Laura Wasser – Hollywood divorce star

Laura wasser 2

Kim Kardashian's divorce lawyer, Laura Wasser, talks to us about her career.

When did you decide to become a lawyer? Why? 

I’m not certain that I even had a choice! I was conceived celebratorily the night my parents found out that my father had passed the California Bar exam. They decided to name me Laura Allison Wasser in order that my initials spell LAW. I fought the law for a while but eventually succumbed.

Starting out, what did you expect from a career in the law? 

It was a financial decision. I was working for a nonprofit waiting for my own Bar results and my very new marriage was coming to an end. Needing money, I asked my father whether I could work for his firm if I passed. He said yes. I passed (thank goodness!) and my first dissolution case was my own. 

Has it lived up to your expectations? 

Very much so and more. In addition to providing the financial security I so desperately needed at 25, I now am a partner in a firm which helps families move through some very difficult times. My job is interesting and quite rewarding. 

How did you get into the areas of law you are known for today? By design? Chance? Both? 

Because my father has been a Family Law attorney, I guess you could say I got into the family business.

What do you consider to have been your big break? 

Having grown up in Southern California, I knew many kids whose families were in the entertainment industry and went into it themselves. Through word of mouth, I had a few clients in the music industry and at one point someone referred Britney Spears to me as she needed a Prenuptial Agreement drafted for her upcoming marriage to Kevin Federline. The rest is history. 

What differences do you see in today's legal market compared to when you started? 

I think that the market is rather saturated as people are living longer and retiring later – or not at all. People are not as friendly or trusting as they were when I started out. Back then you could do things with a handshake. Not so much anymore. Our courts are overcrowded yet for some reason it seems that attorneys are more driven than ever to get in front of a judge rather than resolving the issues out of court. 

"At one point someone referred Britney Spears to me as she needed a Prenuptial Agreement drafted for her upcoming marriage to Kevin Federline."
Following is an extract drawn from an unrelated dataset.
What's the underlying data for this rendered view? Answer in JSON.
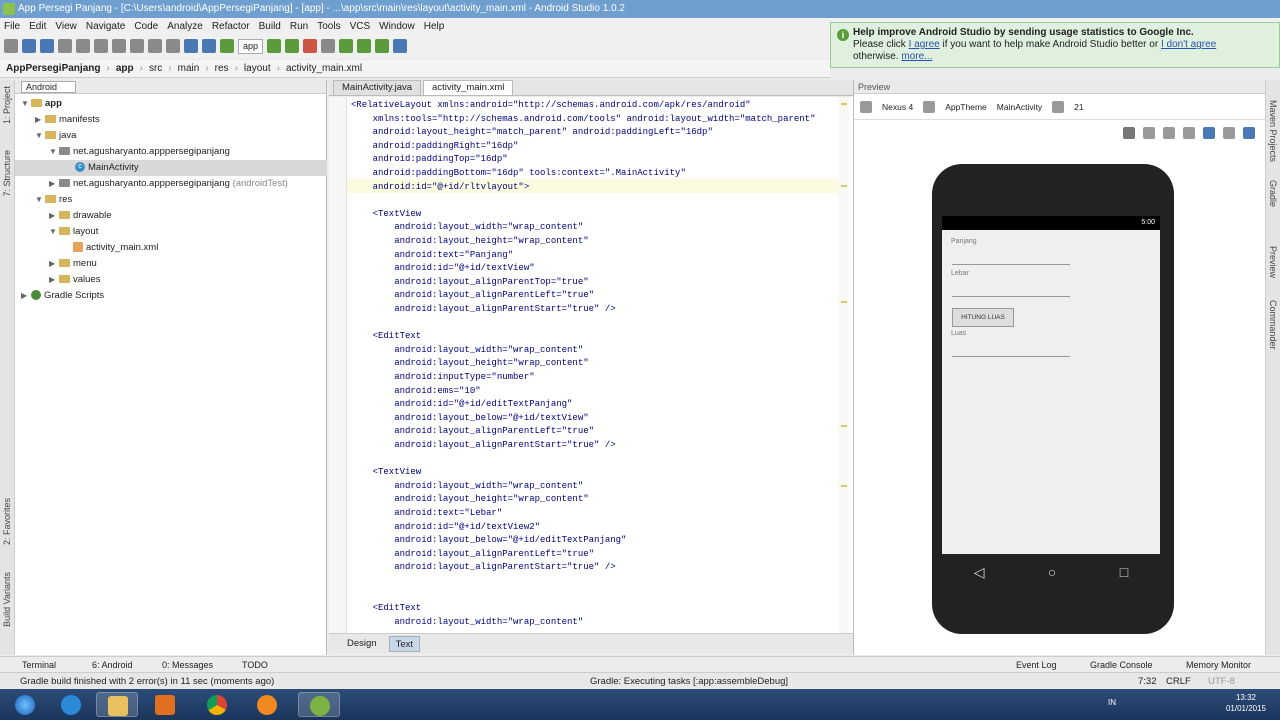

What achievement are you most proud of? 

I wrote a book last year to assist regular families get through the separation and dissolution process. It Doesn’t Have to be That Way embodies the spirit of my practice and is accessible to folks who might not otherwise be able to afford our services.
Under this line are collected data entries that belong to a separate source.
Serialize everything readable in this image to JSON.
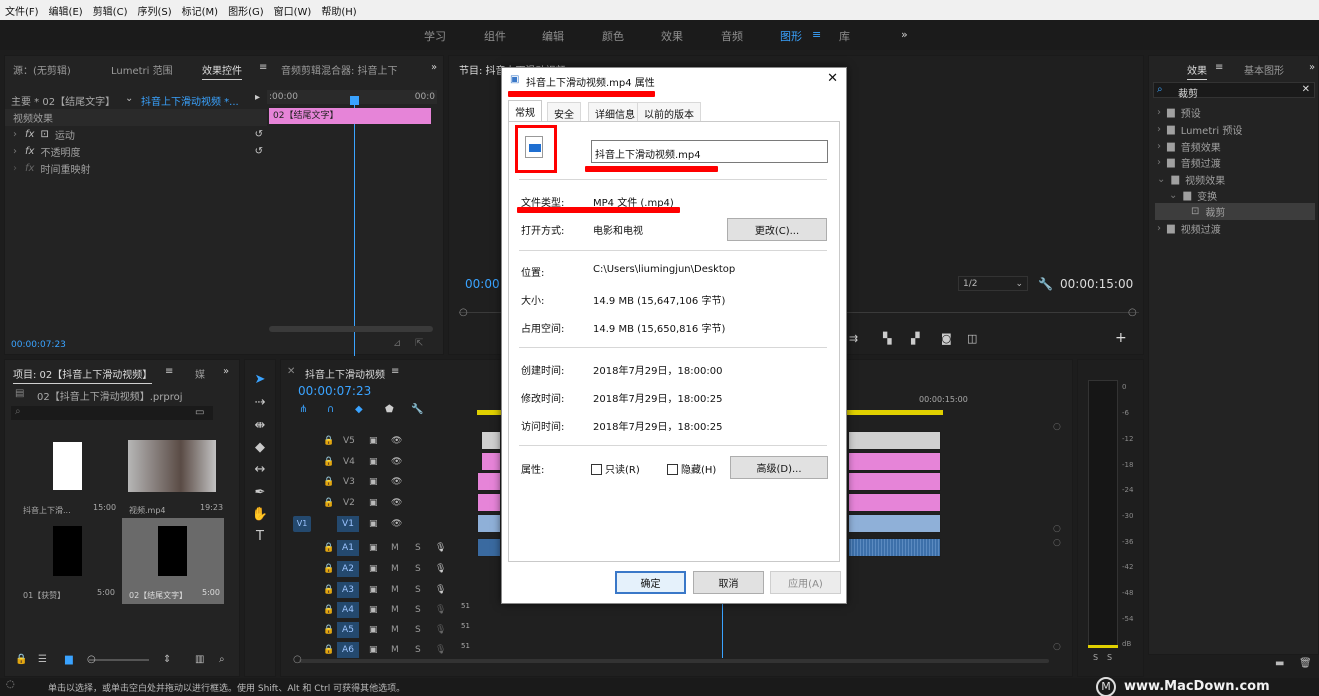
{
  "menu": [
    "文件(F)",
    "编辑(E)",
    "剪辑(C)",
    "序列(S)",
    "标记(M)",
    "图形(G)",
    "窗口(W)",
    "帮助(H)"
  ],
  "workspaces": [
    "学习",
    "组件",
    "编辑",
    "颜色",
    "效果",
    "音频",
    "图形",
    "库"
  ],
  "workspace_active": "图形",
  "source_panel": {
    "tabs": [
      "源：(无剪辑)",
      "Lumetri 范围",
      "效果控件",
      "音频剪辑混合器: 抖音上下"
    ],
    "master_label": "主要 * 02【结尾文字】",
    "clip_label": "抖音上下滑动视频 *...",
    "ruler_start": ":00:00",
    "ruler_end": "00:0",
    "clip_name": "02【结尾文字】",
    "section": "视频效果",
    "effects": [
      "运动",
      "不透明度",
      "时间重映射"
    ],
    "timecode": "00:00:07:23"
  },
  "program_panel": {
    "title": "节目: 抖音上下滑动视频",
    "timecode_left": "00:00",
    "zoom": "1/2",
    "timecode_right": "00:00:15:00"
  },
  "effects_panel": {
    "tabs": [
      "效果",
      "基本图形"
    ],
    "search": "裁剪",
    "tree": [
      "预设",
      "Lumetri 预设",
      "音频效果",
      "音频过渡",
      "视频效果",
      "变换",
      "裁剪",
      "视频过渡"
    ]
  },
  "project_panel": {
    "title": "项目: 02【抖音上下滑动视频】",
    "file": "02【抖音上下滑动视频】.prproj",
    "items": [
      {
        "name": "抖音上下滑...",
        "dur": "15:00"
      },
      {
        "name": "视频.mp4",
        "dur": "19:23"
      },
      {
        "name": "01【获赞】",
        "dur": "5:00"
      },
      {
        "name": "02【结尾文字】",
        "dur": "5:00"
      }
    ]
  },
  "timeline": {
    "title": "抖音上下滑动视频",
    "timecode": "00:00:07:23",
    "ruler_label": "00:00:15:00",
    "video_tracks": [
      "V5",
      "V4",
      "V3",
      "V2",
      "V1"
    ],
    "audio_tracks": [
      "A1",
      "A2",
      "A3",
      "A4",
      "A5",
      "A6"
    ],
    "v1_source": "V1",
    "m": "M",
    "s": "S"
  },
  "meter": {
    "scale": [
      "0",
      "-6",
      "-12",
      "-18",
      "-24",
      "-30",
      "-36",
      "-42",
      "-48",
      "-54",
      "dB"
    ],
    "solo": [
      "S",
      "S"
    ]
  },
  "status": "单击以选择，或单击空白处并拖动以进行框选。使用 Shift、Alt 和 Ctrl 可获得其他选项。",
  "watermark": "www.MacDown.com",
  "dialog": {
    "title": "抖音上下滑动视频.mp4 属性",
    "close": "✕",
    "tabs": [
      "常规",
      "安全",
      "详细信息",
      "以前的版本"
    ],
    "filename": "抖音上下滑动视频.mp4",
    "rows": [
      {
        "label": "文件类型:",
        "value": "MP4 文件 (.mp4)"
      },
      {
        "label": "打开方式:",
        "value": "电影和电视"
      },
      {
        "label": "位置:",
        "value": "C:\\Users\\liumingjun\\Desktop"
      },
      {
        "label": "大小:",
        "value": "14.9 MB (15,647,106 字节)"
      },
      {
        "label": "占用空间:",
        "value": "14.9 MB (15,650,816 字节)"
      },
      {
        "label": "创建时间:",
        "value": "2018年7月29日，18:00:00"
      },
      {
        "label": "修改时间:",
        "value": "2018年7月29日，18:00:25"
      },
      {
        "label": "访问时间:",
        "value": "2018年7月29日，18:00:25"
      }
    ],
    "change_btn": "更改(C)...",
    "attr_label": "属性:",
    "readonly": "只读(R)",
    "hidden": "隐藏(H)",
    "advanced_btn": "高级(D)...",
    "ok": "确定",
    "cancel": "取消",
    "apply": "应用(A)"
  }
}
What do you consider your greatest failure or regret? 

I have very few regrets. Life is so very short. I try to make good decisions and move forward.

What have you enjoyed most during your career in the legal profession? 

The feeling of resolution when a case has settled or been tried and won. I am a problem solver (with a bit of Attention Deficit Disorder). I don’t like cases that linger and very much enjoy the close. 

What law would you change, abolish or create? 

I would insist that marrying couples take some kind of a course or seminar to educate them on the family laws in the state where they marry or live. Marriage is a contract governed by the state. Too many couples do not have any idea what the terms of the contract are until they are endeavoring to get out of it. 

Who is your legal hero? 

My father, Dennis Wasser.

What slogan would you like to be remembered by? 

Be nice.

What advice would you give to students trying to enter the legal profession today?

Maintain your integrity. You will be working with your colleagues far longer than any single client and it is important that your reputation be for honesty and reason.

What, in your opinion, are the highs and lows of practice as a divorce lawyer?

The lows are more evident; we represent people going through what is often the worst time of their personal life. They are scared and angry and heartbroken. It is devastating and it is really all we see day in and day out. The highs are the feeling of accomplishment when we have gotten them through the darkness and helped them begin the next phase of their lives. Making sure that the clients and their children can move forward in a healthy way is very gratifying.